En priorité numéro un, je dirai qu’il faut absolument optimiser le poids du sac à dos. Au début quand on remplit son sac on ne réalise pas forcément qu’il va être sur notre dos pendant toute la journée. Que toutes les montées, les descentes, les passages périlleux… vont s’effectuer avec le sac. Donc il est vraiment primordial qu’il soit le plus léger possible. Pour prendre mon exemple : je suis parti avec un sac de 27 kilos et j'ai fini avec 13 kilos ! donc la prochaine fois que je ferais une randonnée, je n'amènerai pas de nourriture et mangerai dans les refuges tous les soirs. par contre j’amènerai une tente de 1 a 2 kg car j'adore bivouaquer tous les soirs.


– Quel était ton budget global journalier ?

S on choisit de voyager en autonomie complète, il faut compter en moyenne moins de 10 euros par jour, si on préfère une autonomie complète mais avec camping le soir ça revient environ à 15 euros par jours et enfin, comme moi, si on choisit la solution du refuge en demi-pension on en a pour à peu près pour 40 euros par jour.


-  Comment faisais-tu pour te nourrir le midi ? 

Je mangeais surtout des fruits secs, ils sont en effet très important au niveau de l’apport énergétique. Au début je faisais un repas tous les midis où je mangeais charcuterie et  fromage mais en fait c'était trop lourd…  Donc après j’ai changé de rythme : je faisais une pause environ toutes les deux heures pour manger des fruits secs et pour boire beaucoup d’eau. Mes vrais repas étaient donc le matin, où je prenais un bon petit-déjeuner, et le soir, où je mangeais un bon repas en refuge.

– Où t'es tu arrêté le soir ? Qu'as-tu pensé des refuges ? Lesquels recommanderai -tu particulièrement ? 

Je me suis presque systématiquement arrêté en refuge lors de cette randonnée. Je n’ai effectué que deux ou trois nuits en camping. Si c'était à refaire je dormirai en tente mais je mangerai en refuge. En faisant ça on passe d’un budget de 40 euros à un budget de 20 euros par jour, ce qui n’est pas négligeable. Tous les refuges étaient bien, mais ils n'ont pas les mêmes contraintes. Par exemple, certains ont accès à la route et donc peuvent facilement se procurer tout type de nourriture, alors que d’autres ne sont accessibles que par hélicoptère. Or, les tarifs étaient les mêmes partout. Je dirai que mon refuge « coup de coeur » était le refuge du Chambeyron, qui était à 2600m d’altitude.  

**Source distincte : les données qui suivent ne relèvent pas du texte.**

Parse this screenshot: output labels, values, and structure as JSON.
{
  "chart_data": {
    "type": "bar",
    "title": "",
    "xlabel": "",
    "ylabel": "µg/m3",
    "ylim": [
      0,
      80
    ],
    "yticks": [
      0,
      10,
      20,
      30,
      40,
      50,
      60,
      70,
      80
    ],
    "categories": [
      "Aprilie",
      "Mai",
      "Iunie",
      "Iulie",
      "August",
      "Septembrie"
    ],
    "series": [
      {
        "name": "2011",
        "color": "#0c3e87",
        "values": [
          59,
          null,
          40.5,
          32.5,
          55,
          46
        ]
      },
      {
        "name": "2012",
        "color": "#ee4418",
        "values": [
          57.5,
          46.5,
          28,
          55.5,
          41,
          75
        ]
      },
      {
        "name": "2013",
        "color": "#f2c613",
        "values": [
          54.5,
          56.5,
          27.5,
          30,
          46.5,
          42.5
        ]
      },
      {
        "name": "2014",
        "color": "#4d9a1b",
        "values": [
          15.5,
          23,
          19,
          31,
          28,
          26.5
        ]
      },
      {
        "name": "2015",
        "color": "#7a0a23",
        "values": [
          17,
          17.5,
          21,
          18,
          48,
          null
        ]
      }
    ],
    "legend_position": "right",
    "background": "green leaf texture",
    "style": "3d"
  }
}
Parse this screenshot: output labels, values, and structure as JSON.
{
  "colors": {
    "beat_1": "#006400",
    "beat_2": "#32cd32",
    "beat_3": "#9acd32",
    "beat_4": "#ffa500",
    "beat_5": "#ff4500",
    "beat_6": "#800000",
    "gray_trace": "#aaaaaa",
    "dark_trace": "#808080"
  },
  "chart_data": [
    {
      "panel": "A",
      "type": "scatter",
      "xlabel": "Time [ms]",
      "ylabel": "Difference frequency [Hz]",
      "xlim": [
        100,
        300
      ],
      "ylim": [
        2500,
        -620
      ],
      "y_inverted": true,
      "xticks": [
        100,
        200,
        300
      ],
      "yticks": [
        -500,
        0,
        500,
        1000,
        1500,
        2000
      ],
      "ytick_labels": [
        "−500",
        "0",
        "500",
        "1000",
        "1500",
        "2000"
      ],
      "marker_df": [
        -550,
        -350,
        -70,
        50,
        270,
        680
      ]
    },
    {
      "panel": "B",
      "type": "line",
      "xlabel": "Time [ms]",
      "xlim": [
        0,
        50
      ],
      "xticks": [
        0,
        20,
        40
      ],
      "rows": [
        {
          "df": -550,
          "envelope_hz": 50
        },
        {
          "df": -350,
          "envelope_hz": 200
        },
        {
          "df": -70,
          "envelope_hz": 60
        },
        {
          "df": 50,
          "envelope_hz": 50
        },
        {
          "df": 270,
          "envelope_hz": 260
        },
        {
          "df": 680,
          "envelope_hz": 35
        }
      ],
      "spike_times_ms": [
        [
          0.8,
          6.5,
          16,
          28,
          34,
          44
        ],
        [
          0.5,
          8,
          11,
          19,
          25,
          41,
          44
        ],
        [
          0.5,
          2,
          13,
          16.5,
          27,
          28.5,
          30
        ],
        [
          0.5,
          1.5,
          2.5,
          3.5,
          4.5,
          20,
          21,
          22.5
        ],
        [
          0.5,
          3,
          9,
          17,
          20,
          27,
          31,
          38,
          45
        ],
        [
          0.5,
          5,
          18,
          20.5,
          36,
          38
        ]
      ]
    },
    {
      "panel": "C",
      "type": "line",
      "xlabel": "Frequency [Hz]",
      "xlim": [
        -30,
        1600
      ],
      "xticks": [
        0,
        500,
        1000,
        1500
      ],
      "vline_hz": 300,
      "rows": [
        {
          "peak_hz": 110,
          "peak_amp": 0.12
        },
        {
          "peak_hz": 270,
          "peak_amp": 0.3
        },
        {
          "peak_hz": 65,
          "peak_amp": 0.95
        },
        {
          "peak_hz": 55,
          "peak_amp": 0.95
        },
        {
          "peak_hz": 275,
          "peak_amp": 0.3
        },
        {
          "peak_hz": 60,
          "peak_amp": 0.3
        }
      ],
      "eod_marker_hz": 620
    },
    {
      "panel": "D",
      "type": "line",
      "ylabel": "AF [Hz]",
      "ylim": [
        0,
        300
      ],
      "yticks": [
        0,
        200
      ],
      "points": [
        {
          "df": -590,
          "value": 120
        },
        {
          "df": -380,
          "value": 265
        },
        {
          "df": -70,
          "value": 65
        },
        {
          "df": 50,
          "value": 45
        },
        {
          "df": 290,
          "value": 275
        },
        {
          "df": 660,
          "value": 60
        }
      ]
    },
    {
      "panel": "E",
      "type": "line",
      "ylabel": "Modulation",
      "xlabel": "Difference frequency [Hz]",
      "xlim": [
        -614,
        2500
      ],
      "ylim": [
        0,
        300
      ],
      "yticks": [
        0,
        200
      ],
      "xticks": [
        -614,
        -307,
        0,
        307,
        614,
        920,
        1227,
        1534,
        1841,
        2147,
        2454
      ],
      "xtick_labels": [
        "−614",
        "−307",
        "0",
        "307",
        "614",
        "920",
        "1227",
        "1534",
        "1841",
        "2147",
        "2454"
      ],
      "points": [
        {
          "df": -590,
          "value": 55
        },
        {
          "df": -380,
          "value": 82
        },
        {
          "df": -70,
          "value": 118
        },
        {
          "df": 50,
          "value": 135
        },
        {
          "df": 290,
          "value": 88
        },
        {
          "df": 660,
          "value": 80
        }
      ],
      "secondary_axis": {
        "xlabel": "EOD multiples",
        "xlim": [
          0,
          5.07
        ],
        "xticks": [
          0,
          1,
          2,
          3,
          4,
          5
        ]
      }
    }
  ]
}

Ce qui m'a plu ici, c'est pas forcément la nourriture en particulier, mais la vision globale du refuge quand on arrive, le cadre. Le fait que même en étant a +2600m, ils étaient très engagés dans une démarche locale bio-éthique. L’équipe était jeune, engagée et très sympathique. Après d'autres refuges étaient très bien. J'avais regardé les refuges en avance sur moveyouralps.com mais au final ils sont indiqués sur les cartes et donc j’allais au refuge qui correspondait à mon trajet. Je n'ai jamais réservé ni planifié de réserver à l'avance les refuges. Certains randonneurs réservent 6 mois à l'avance leurs escales. Moi je n'ai pas eu de problèmes mais on était en début de saison. Je pense que si on arrive vers 16h on a plus de chance de trouver une place sans réserver.

– Quel bilan humain as-tu retiré de cette aventure ? Quelles rencontres as-tu fais ? 

Je n’ai rencontré que des gens sympas. Les randonneurs sont en général des gens avec des bonnes valeurs. Par exemple, je n’ai du voir que deux déchets en un mois de randonnée : une peau de banane et un emballage. Quand j’étais plus jeune il me semble qu’il y en avait beaucoup plus sur les chemins de randonnée que maintenant et je trouve ça positif. Donc un bilan humain très riche et positif.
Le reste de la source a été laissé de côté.